When to Plant Nasturtium Seeds
It's hard to imagine that nasturtium's "disc-shaped, slightly circular leaves with smooth margins and cone-shaped flowers" start from brain-shaped seeds, notes VanZile. And since Nasturtium seeds germinate rapidly, "there is no need to start seeds indoors early if you aren't able to," adds Wingenfeld, who recommends "direct sowing them into the ground whenever you start your garden in the spring." You can do this even during mid-summer; "you may see sprouting in just two days!" Wingenfeld shares. Overall, nasturtium is inherently a warm-zone plant (it thrives in zones 10 and 11), so it's best to get seeds into the ground two to three weeks after the last frost, adds VanZile.
Since nasturtiums grow best in day-long full sun, it's best to start with a well-lit location. And if this negative space also falls at the edge of your garden, even better: Nasturtium is known to effortlessly fend off garden pests like deers and aphids (thanks to its peppery taste), which means it can play defense.

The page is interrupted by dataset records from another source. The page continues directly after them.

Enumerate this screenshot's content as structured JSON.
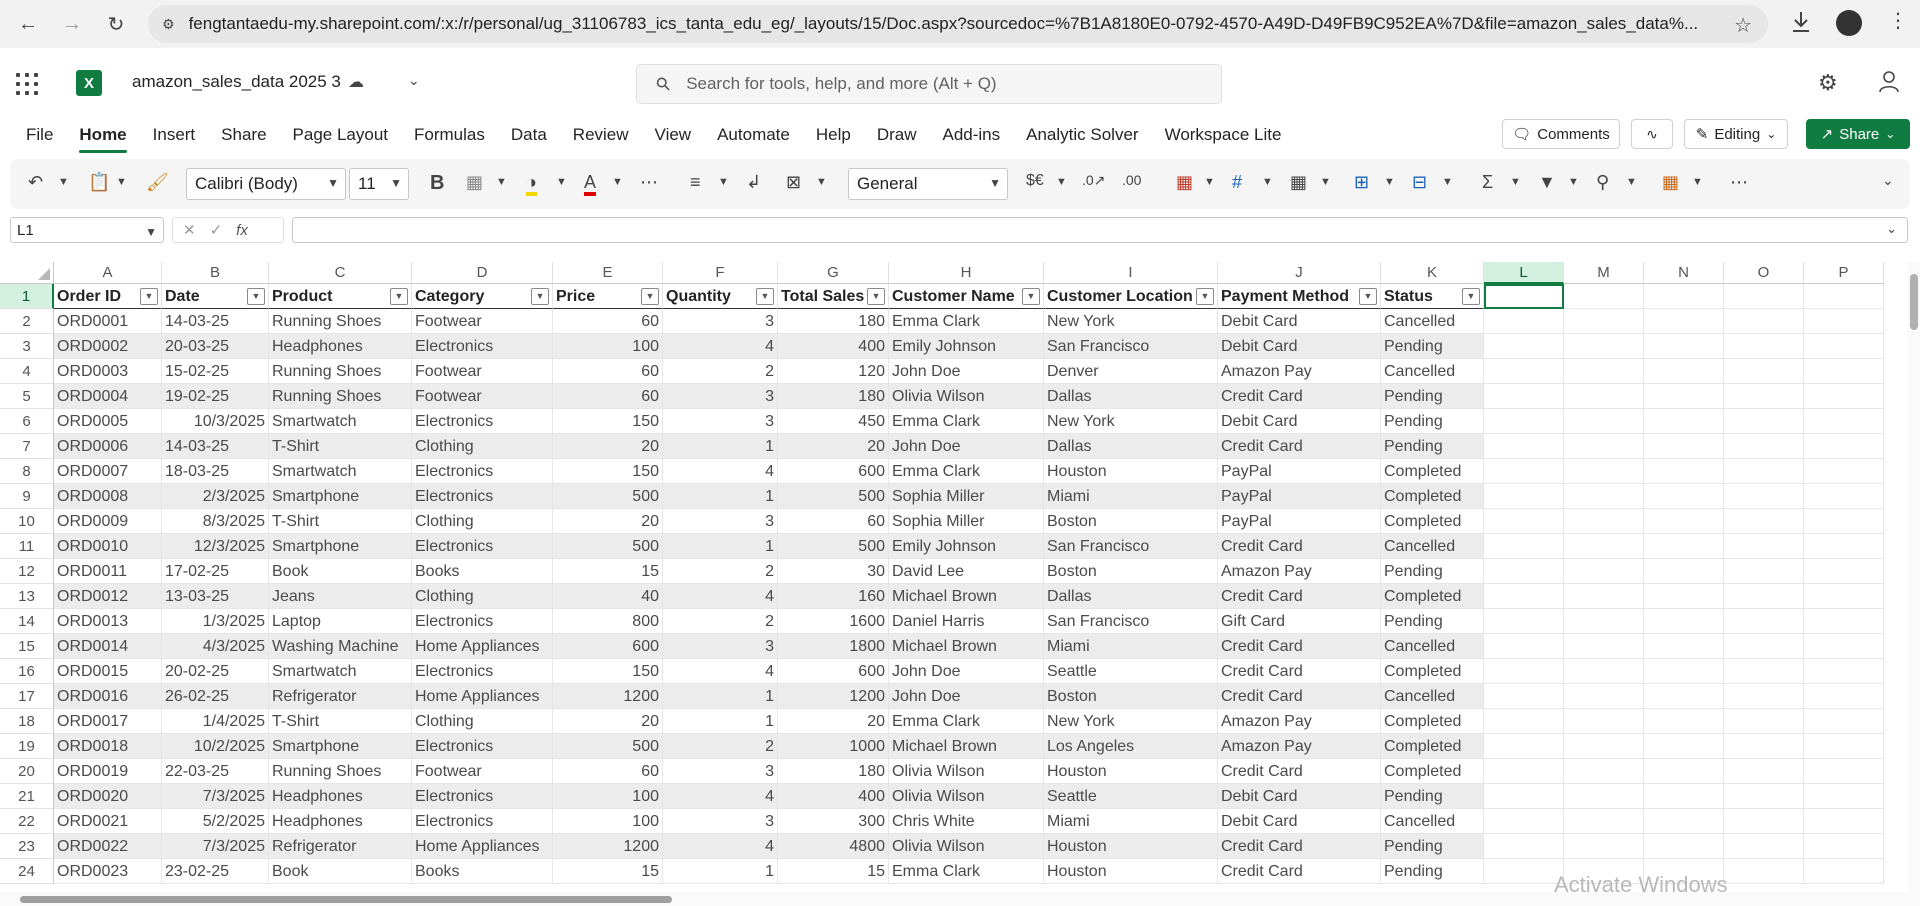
{
  "browser": {
    "url": "fengtantaedu-my.sharepoint.com/:x:/r/personal/ug_31106783_ics_tanta_edu_eg/_layouts/15/Doc.aspx?sourcedoc=%7B1A8180E0-0792-4570-A49D-D49FB9C952EA%7D&file=amazon_sales_data%..."
  },
  "app": {
    "doc_title": "amazon_sales_data 2025 3",
    "search_placeholder": "Search for tools, help, and more (Alt + Q)"
  },
  "menu": [
    "File",
    "Home",
    "Insert",
    "Share",
    "Page Layout",
    "Formulas",
    "Data",
    "Review",
    "View",
    "Automate",
    "Help",
    "Draw",
    "Add-ins",
    "Analytic Solver",
    "Workspace Lite"
  ],
  "menu_active": "Home",
  "actions": {
    "comments": "Comments",
    "editing": "Editing",
    "share": "Share"
  },
  "ribbon": {
    "font": "Calibri (Body)",
    "size": "11",
    "number_format": "General",
    "currency": "$€"
  },
  "formula_bar": {
    "name_box": "L1",
    "fx": "fx",
    "value": ""
  },
  "grid": {
    "columns": [
      "A",
      "B",
      "C",
      "D",
      "E",
      "F",
      "G",
      "H",
      "I",
      "J",
      "K",
      "L",
      "M",
      "N",
      "O",
      "P"
    ],
    "selected_column": "L",
    "selected_row": "1",
    "headers": [
      "Order ID",
      "Date",
      "Product",
      "Category",
      "Price",
      "Quantity",
      "Total Sales",
      "Customer Name",
      "Customer Location",
      "Payment Method",
      "Status"
    ],
    "rows": [
      [
        "ORD0001",
        "14-03-25",
        "Running Shoes",
        "Footwear",
        "60",
        "3",
        "180",
        "Emma Clark",
        "New York",
        "Debit Card",
        "Cancelled"
      ],
      [
        "ORD0002",
        "20-03-25",
        "Headphones",
        "Electronics",
        "100",
        "4",
        "400",
        "Emily Johnson",
        "San Francisco",
        "Debit Card",
        "Pending"
      ],
      [
        "ORD0003",
        "15-02-25",
        "Running Shoes",
        "Footwear",
        "60",
        "2",
        "120",
        "John Doe",
        "Denver",
        "Amazon Pay",
        "Cancelled"
      ],
      [
        "ORD0004",
        "19-02-25",
        "Running Shoes",
        "Footwear",
        "60",
        "3",
        "180",
        "Olivia Wilson",
        "Dallas",
        "Credit Card",
        "Pending"
      ],
      [
        "ORD0005",
        "10/3/2025",
        "Smartwatch",
        "Electronics",
        "150",
        "3",
        "450",
        "Emma Clark",
        "New York",
        "Debit Card",
        "Pending"
      ],
      [
        "ORD0006",
        "14-03-25",
        "T-Shirt",
        "Clothing",
        "20",
        "1",
        "20",
        "John Doe",
        "Dallas",
        "Credit Card",
        "Pending"
      ],
      [
        "ORD0007",
        "18-03-25",
        "Smartwatch",
        "Electronics",
        "150",
        "4",
        "600",
        "Emma Clark",
        "Houston",
        "PayPal",
        "Completed"
      ],
      [
        "ORD0008",
        "2/3/2025",
        "Smartphone",
        "Electronics",
        "500",
        "1",
        "500",
        "Sophia Miller",
        "Miami",
        "PayPal",
        "Completed"
      ],
      [
        "ORD0009",
        "8/3/2025",
        "T-Shirt",
        "Clothing",
        "20",
        "3",
        "60",
        "Sophia Miller",
        "Boston",
        "PayPal",
        "Completed"
      ],
      [
        "ORD0010",
        "12/3/2025",
        "Smartphone",
        "Electronics",
        "500",
        "1",
        "500",
        "Emily Johnson",
        "San Francisco",
        "Credit Card",
        "Cancelled"
      ],
      [
        "ORD0011",
        "17-02-25",
        "Book",
        "Books",
        "15",
        "2",
        "30",
        "David Lee",
        "Boston",
        "Amazon Pay",
        "Pending"
      ],
      [
        "ORD0012",
        "13-03-25",
        "Jeans",
        "Clothing",
        "40",
        "4",
        "160",
        "Michael Brown",
        "Dallas",
        "Credit Card",
        "Completed"
      ],
      [
        "ORD0013",
        "1/3/2025",
        "Laptop",
        "Electronics",
        "800",
        "2",
        "1600",
        "Daniel Harris",
        "San Francisco",
        "Gift Card",
        "Pending"
      ],
      [
        "ORD0014",
        "4/3/2025",
        "Washing Machine",
        "Home Appliances",
        "600",
        "3",
        "1800",
        "Michael Brown",
        "Miami",
        "Credit Card",
        "Cancelled"
      ],
      [
        "ORD0015",
        "20-02-25",
        "Smartwatch",
        "Electronics",
        "150",
        "4",
        "600",
        "John Doe",
        "Seattle",
        "Credit Card",
        "Completed"
      ],
      [
        "ORD0016",
        "26-02-25",
        "Refrigerator",
        "Home Appliances",
        "1200",
        "1",
        "1200",
        "John Doe",
        "Boston",
        "Credit Card",
        "Cancelled"
      ],
      [
        "ORD0017",
        "1/4/2025",
        "T-Shirt",
        "Clothing",
        "20",
        "1",
        "20",
        "Emma Clark",
        "New York",
        "Amazon Pay",
        "Completed"
      ],
      [
        "ORD0018",
        "10/2/2025",
        "Smartphone",
        "Electronics",
        "500",
        "2",
        "1000",
        "Michael Brown",
        "Los Angeles",
        "Amazon Pay",
        "Completed"
      ],
      [
        "ORD0019",
        "22-03-25",
        "Running Shoes",
        "Footwear",
        "60",
        "3",
        "180",
        "Olivia Wilson",
        "Houston",
        "Credit Card",
        "Completed"
      ],
      [
        "ORD0020",
        "7/3/2025",
        "Headphones",
        "Electronics",
        "100",
        "4",
        "400",
        "Olivia Wilson",
        "Seattle",
        "Debit Card",
        "Pending"
      ],
      [
        "ORD0021",
        "5/2/2025",
        "Headphones",
        "Electronics",
        "100",
        "3",
        "300",
        "Chris White",
        "Miami",
        "Debit Card",
        "Cancelled"
      ],
      [
        "ORD0022",
        "7/3/2025",
        "Refrigerator",
        "Home Appliances",
        "1200",
        "4",
        "4800",
        "Olivia Wilson",
        "Houston",
        "Credit Card",
        "Pending"
      ],
      [
        "ORD0023",
        "23-02-25",
        "Book",
        "Books",
        "15",
        "1",
        "15",
        "Emma Clark",
        "Houston",
        "Credit Card",
        "Pending"
      ]
    ]
  },
  "watermark": "Activate Windows",
  "colors": {
    "accent": "#107c41",
    "selected_header": "#d3f0e0",
    "stripe": "#ececec"
  }
}
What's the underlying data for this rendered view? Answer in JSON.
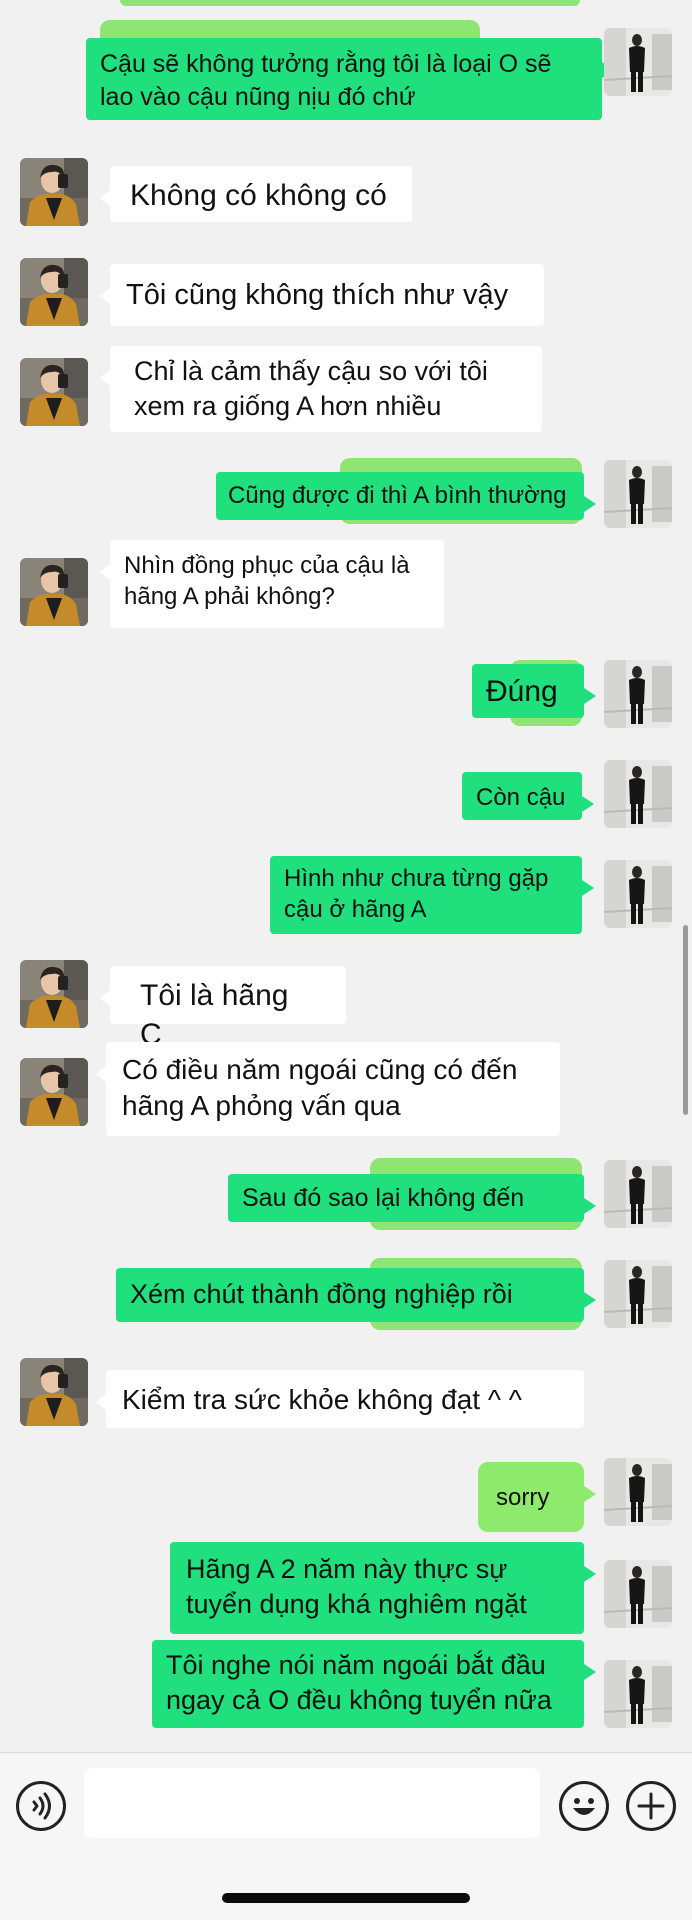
{
  "chat": {
    "messages": [
      {
        "side": "out",
        "text": "Cậu sẽ không tưởng rằng tôi là loại O sẽ\nlao vào cậu nũng nịu đó chứ"
      },
      {
        "side": "in",
        "text": "Không có không có"
      },
      {
        "side": "in",
        "text": "Tôi cũng không thích như vậy"
      },
      {
        "side": "in",
        "text": "Chỉ là cảm thấy cậu so với tôi\nxem ra giống A hơn nhiều"
      },
      {
        "side": "out",
        "text": "Cũng được đi thì A bình thường"
      },
      {
        "side": "in",
        "text": "Nhìn đồng phục của cậu là\nhãng A phải không?"
      },
      {
        "side": "out",
        "text": "Đúng"
      },
      {
        "side": "out",
        "text": "Còn cậu"
      },
      {
        "side": "out",
        "text": "Hình như chưa từng gặp\ncậu ở hãng A"
      },
      {
        "side": "in",
        "text": "Tôi là hãng C"
      },
      {
        "side": "in",
        "text": "Có điều năm ngoái cũng có đến\nhãng A phỏng vấn qua"
      },
      {
        "side": "out",
        "text": "Sau đó sao lại không đến"
      },
      {
        "side": "out",
        "text": "Xém chút thành đồng nghiệp rồi"
      },
      {
        "side": "in",
        "text": "Kiểm tra sức khỏe không đạt ^ ^"
      },
      {
        "side": "out",
        "text": "sorry"
      },
      {
        "side": "out",
        "text": "Hãng A 2 năm này thực sự\ntuyển dụng khá nghiêm ngặt"
      },
      {
        "side": "out",
        "text": "Tôi nghe nói năm ngoái bắt đầu\nngay cả O đều không tuyển nữa"
      }
    ]
  },
  "input_bar": {
    "voice_icon": "voice-icon",
    "message_placeholder": "",
    "emoji_icon": "emoji-icon",
    "add_icon": "plus-icon"
  },
  "colors": {
    "outgoing_bubble": "#1fe07c",
    "incoming_bubble": "#ffffff",
    "background": "#f1f1f1"
  }
}
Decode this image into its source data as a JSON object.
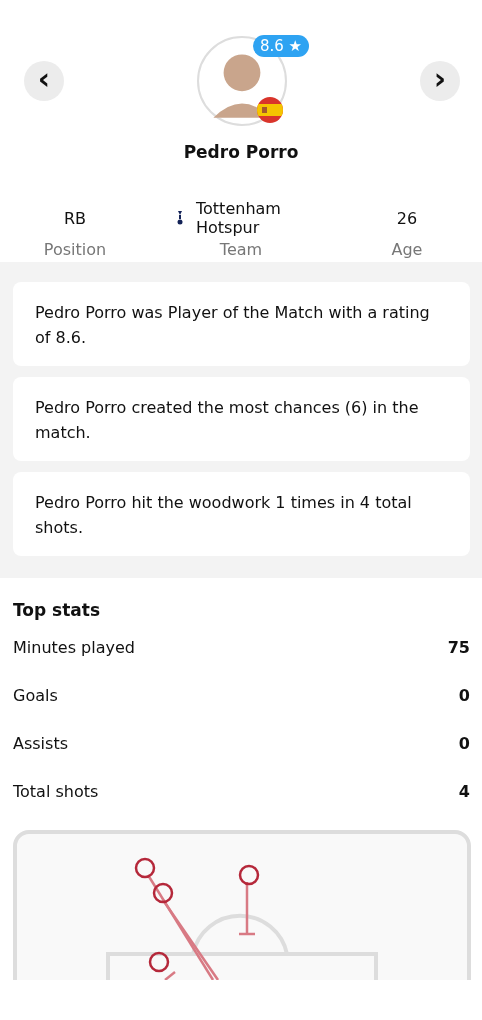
{
  "player": {
    "name": "Pedro Porro",
    "rating": "8.6",
    "rating_icon": "★",
    "prev": "‹",
    "next": "›"
  },
  "info": [
    {
      "kind": "plain",
      "value": "RB",
      "label": "Position"
    },
    {
      "kind": "team",
      "value": "Tottenham Hotspur",
      "label": "Team"
    },
    {
      "kind": "plain",
      "value": "26",
      "label": "Age"
    }
  ],
  "insights": [
    "Pedro Porro was Player of the Match with a rating of 8.6.",
    "Pedro Porro created the most chances (6) in the match.",
    "Pedro Porro hit the woodwork 1 times in 4 total shots."
  ],
  "top_stats": {
    "title": "Top stats",
    "rows": [
      {
        "label": "Minutes played",
        "value": "75"
      },
      {
        "label": "Goals",
        "value": "0"
      },
      {
        "label": "Assists",
        "value": "0"
      },
      {
        "label": "Total shots",
        "value": "4"
      }
    ]
  }
}
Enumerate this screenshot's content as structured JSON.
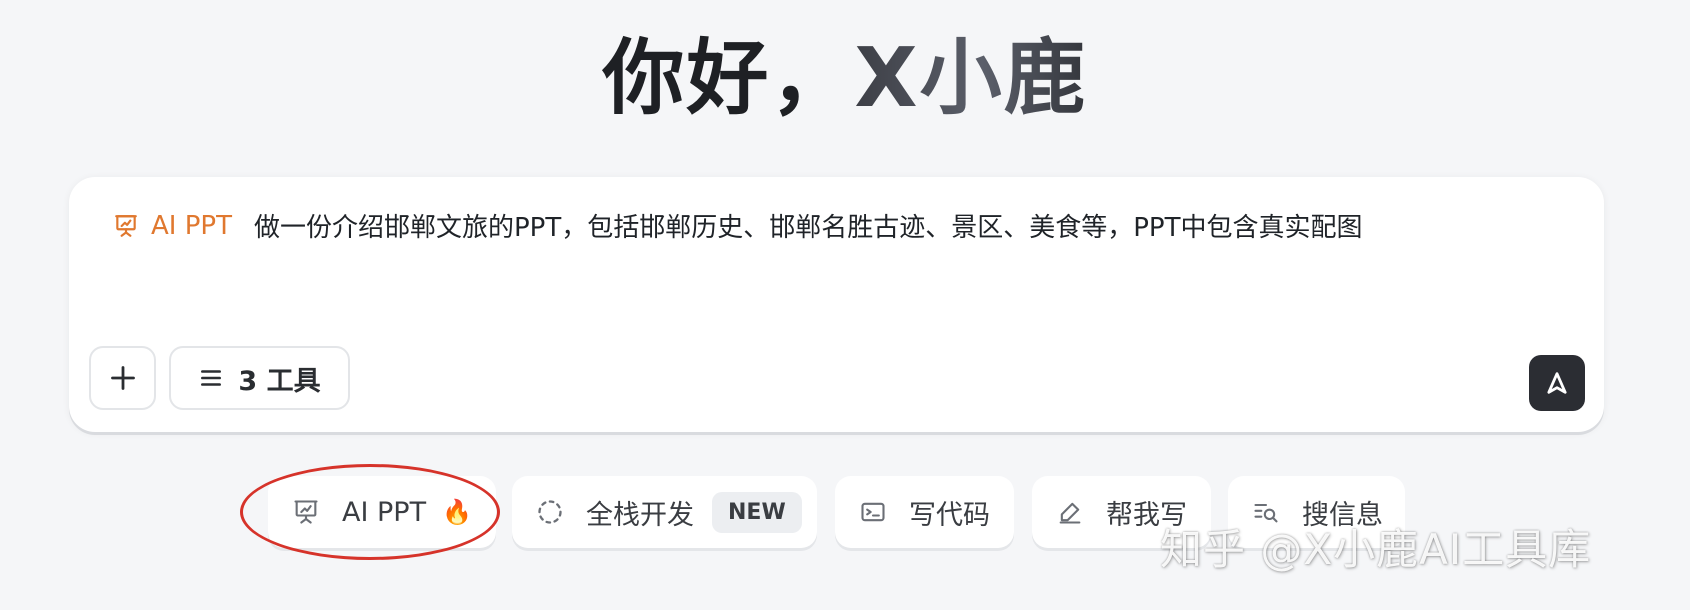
{
  "greeting": {
    "hello": "你好，",
    "name": "X小鹿"
  },
  "composer": {
    "mode_tag": "AI PPT",
    "prompt": "做一份介绍邯郸文旅的PPT，包括邯郸历史、邯郸名胜古迹、景区、美食等，PPT中包含真实配图",
    "tools_label": "3 工具",
    "icons": {
      "mode": "presentation-icon",
      "plus": "plus-icon",
      "tools": "list-icon",
      "send": "send-arrow-icon"
    }
  },
  "suggestions": [
    {
      "label": "AI PPT",
      "icon": "presentation-icon",
      "emoji": "🔥"
    },
    {
      "label": "全栈开发",
      "icon": "dotted-circle-icon",
      "badge": "NEW"
    },
    {
      "label": "写代码",
      "icon": "terminal-icon"
    },
    {
      "label": "帮我写",
      "icon": "pencil-icon"
    },
    {
      "label": "搜信息",
      "icon": "search-icon"
    }
  ],
  "watermark": "知乎 @X小鹿AI工具库",
  "colors": {
    "accent_orange": "#e0782f",
    "annotation_red": "#d6332a",
    "send_button": "#2b2d33",
    "background": "#f5f6f8"
  }
}
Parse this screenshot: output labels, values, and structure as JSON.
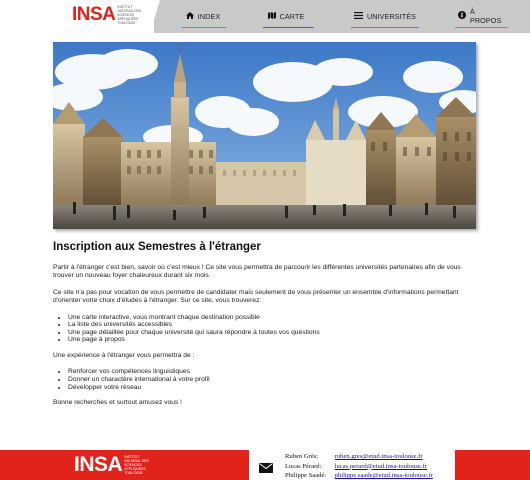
{
  "brand": {
    "logo": "INSA",
    "tagline": "Institut National des Sciences Appliquées Toulouse",
    "colors": {
      "red": "#e2231a",
      "nav_bg": "#c9c9c9"
    }
  },
  "nav": {
    "items": [
      {
        "label": "INDEX",
        "icon": "home-icon"
      },
      {
        "label": "CARTE",
        "icon": "map-icon"
      },
      {
        "label": "UNIVERSITÉS",
        "icon": "list-icon"
      },
      {
        "label": "À PROPOS",
        "icon": "info-icon"
      }
    ]
  },
  "hero": {
    "alt": "Grand-Place"
  },
  "main": {
    "title": "Inscription aux Semestres à l'étranger",
    "intro": "Partir à l'étranger c'est bien, savoir où c'est mieux ! Ce site vous permettra de parcourir les différentes universités partenaires afin de vous trouver un nouveau foyer chaleureux durant six mois.",
    "vocation": "Ce site n'a pas pour vocation de vous permettre de candidater mais seulement de vous présenter un ensemble d'informations permettant d'orienter votre choix d'études à l'étranger. Sur ce site, vous trouverez:",
    "features": [
      "Une carte interactive, vous montrant chaque destination possible",
      "La liste des universités accessibles",
      "Une page détaillée pour chaque université qui saura répondre à toutes vos questions",
      "Une page à propos"
    ],
    "experience_intro": "Une expérience à l'étranger vous permettra de :",
    "benefits": [
      "Renforcer vos compétences linguistiques",
      "Donner un charactère international à votre profil",
      "Développer votre réseau"
    ],
    "closing": "Bonne recherches et surtout amusez vous !"
  },
  "footer": {
    "logo": "INSA",
    "tagline": "Institut National des Sciences Appliquées Toulouse",
    "contacts": [
      {
        "name": "Ruben Grès:",
        "email": "ruben.gres@etud.insa-toulouse.fr"
      },
      {
        "name": "Lucas Pérard:",
        "email": "lucas.perard@etud.insa-toulouse.fr"
      },
      {
        "name": "Philippe Saadé:",
        "email": "philippe.saade@etud.insa-toulouse.fr"
      }
    ],
    "mail_icon": "envelope-icon"
  }
}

To pick the best nasturtium type for your garden, consider their mature size and your property's layout. For example, trailing varieties require ample space to sprawl, while Jewel species (a more compact version) do not, Wingenfeld and VanZile affirm. Ultimately nasturtiums come in dozens of variegated types and colors, so they are easy to scout and pair with "companion plants that don't need a lot of water or fertilizer," notes VanZile. But, "if you're growing a climbing or trailing nasturtium in a regular bed, you may need to provide support."
For the best outcome, always "direct-sow nasturtium seeds into holes about a half-inch deep, spaced about a foot apart," shares VanZile. And if you plan on buying and transplanting potted iterations, proceed carefully—their fragile roots do not transplant particularly well, VanZile says. To set these plants up for success, water them regularly (but moderately), as "nasturtiums are somewhat drought tolerant and don't appreciate soggy feet," Vanzile says. He also recommends using a blooming fertilizer to encourage a greater yield and larger-sized blooms. But, avoid providing excessive nitrogen—an element that, although guarantees beautiful foliage, will result in fewer flowers. Lastly, to ensure nasturtiums remain bright and lively all season, deadhead them often, and "don't be afraid to harvest vines deep in the plant. They will grow back quick and stay looking fresh!" Wingenfeld shares. Anytime "you notice wilted flowers and old leaves or vines, just remove them," adds VanZile. Doing so encourages dense growth and a better presentation.
Since nasturtium is easy-going, it's happy to grow in virtually any container or planter (providing you follow the same rules mentioned above). Approach planting seeds in containers in a similar way: Place each one at a depth of half an inch and water them lightly when you're through.